The siege of Uman was conducted by the Polish–Lithuanian–Crimean forces as part of the renewed campaign against the Cossack Hetmanate, on 14–19 January 1655.

== Prelude ==
On 2 December 1654, Sheremetev gathered his army and headed to Right-Bank Ukraine, where he joined with Khmelnytsky's army. During this time, Polish–Lithuanian troops pacified Bratslav and massacred civilians in Demkovka. In January 1655, Polish–Lithuanian army was joined by the Crimean troops of Murza Kamambet and they launched an offensive towards Uman. This army consisted of 28,000 Polish–Lithuanian and 30,000 Crimean Tatar troops. Uman was defended by 12,000 Zaporozhian Cossacks and 30,000 militiamen.
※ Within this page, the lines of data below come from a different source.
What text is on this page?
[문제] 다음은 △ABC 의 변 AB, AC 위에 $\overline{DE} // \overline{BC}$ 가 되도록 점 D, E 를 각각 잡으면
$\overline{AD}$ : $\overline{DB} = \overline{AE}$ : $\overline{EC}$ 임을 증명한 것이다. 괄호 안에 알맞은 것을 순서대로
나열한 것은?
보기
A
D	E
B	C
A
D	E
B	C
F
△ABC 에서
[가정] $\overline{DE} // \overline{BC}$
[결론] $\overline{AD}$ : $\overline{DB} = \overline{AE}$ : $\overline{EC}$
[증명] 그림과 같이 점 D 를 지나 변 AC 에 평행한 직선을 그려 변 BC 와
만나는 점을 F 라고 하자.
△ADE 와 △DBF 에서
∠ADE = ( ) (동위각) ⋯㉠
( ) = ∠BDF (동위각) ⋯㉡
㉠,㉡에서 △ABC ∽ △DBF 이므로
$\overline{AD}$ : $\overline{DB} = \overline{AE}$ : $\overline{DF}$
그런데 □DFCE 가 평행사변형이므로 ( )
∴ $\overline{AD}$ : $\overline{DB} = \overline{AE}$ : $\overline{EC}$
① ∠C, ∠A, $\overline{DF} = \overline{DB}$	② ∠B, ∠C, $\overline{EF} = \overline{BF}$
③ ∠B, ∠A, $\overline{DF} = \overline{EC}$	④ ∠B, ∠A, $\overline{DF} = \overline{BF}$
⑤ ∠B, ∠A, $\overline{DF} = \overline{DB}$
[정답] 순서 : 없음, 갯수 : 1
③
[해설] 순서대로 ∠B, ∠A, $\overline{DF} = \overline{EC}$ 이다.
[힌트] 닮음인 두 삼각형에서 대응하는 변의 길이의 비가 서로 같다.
Polish–Lithuanian forces made initial attempts to capture Uman in early April 1654, which ended in failure.

== Siege ==
The first attacks on Uman were launched by the Polish-Lithuanian troops of Stefan Czarniecki and Sokolinsky, but these attacks were repulsed. With the arrival of Polish–Lithuanian troops of Stanisław Potocki, allied Crimean troops led by Murzas Kamambet and Akhmet, Polish–Lithuanian–Crimean army captured many settlements and now begun assaulting Uman. The Cossacks of Uman refused to surrender, which led to intensified attacks. Uman was shelled numerous times which heavily damaged the city. Poles and Tatars achieved partial success in their attacks, but their other assaults were repelled and they were unable to advance further. The besieged managed to hold out until the arrival of Cossack-Russian troops led by Sheremetev and Khmelnytsky. The besieged Cossacks took advantage of this, forcing Poles and Tatars to retreat. Cossacks later intercepted Tatars passing near Uman and other settlements, killing or capturing 10,050 Tatar troops.

== Aftermath ==
The Polish–Lithuanian–Crimean army failed to capture Uman and their attacks were repelled. Poles and Tatars retreated with the Cossack-Russian forces pursuing them, which led to Battle of Okhmativ. Failed attacks on Uman degraded the Polish–Lithuanian army. After this event, some chroniclers later begun comparing the defense of Uman in 1655 to defense of Breda by the Dutch garrison against the numerically superior Spanish army in 1624–1625.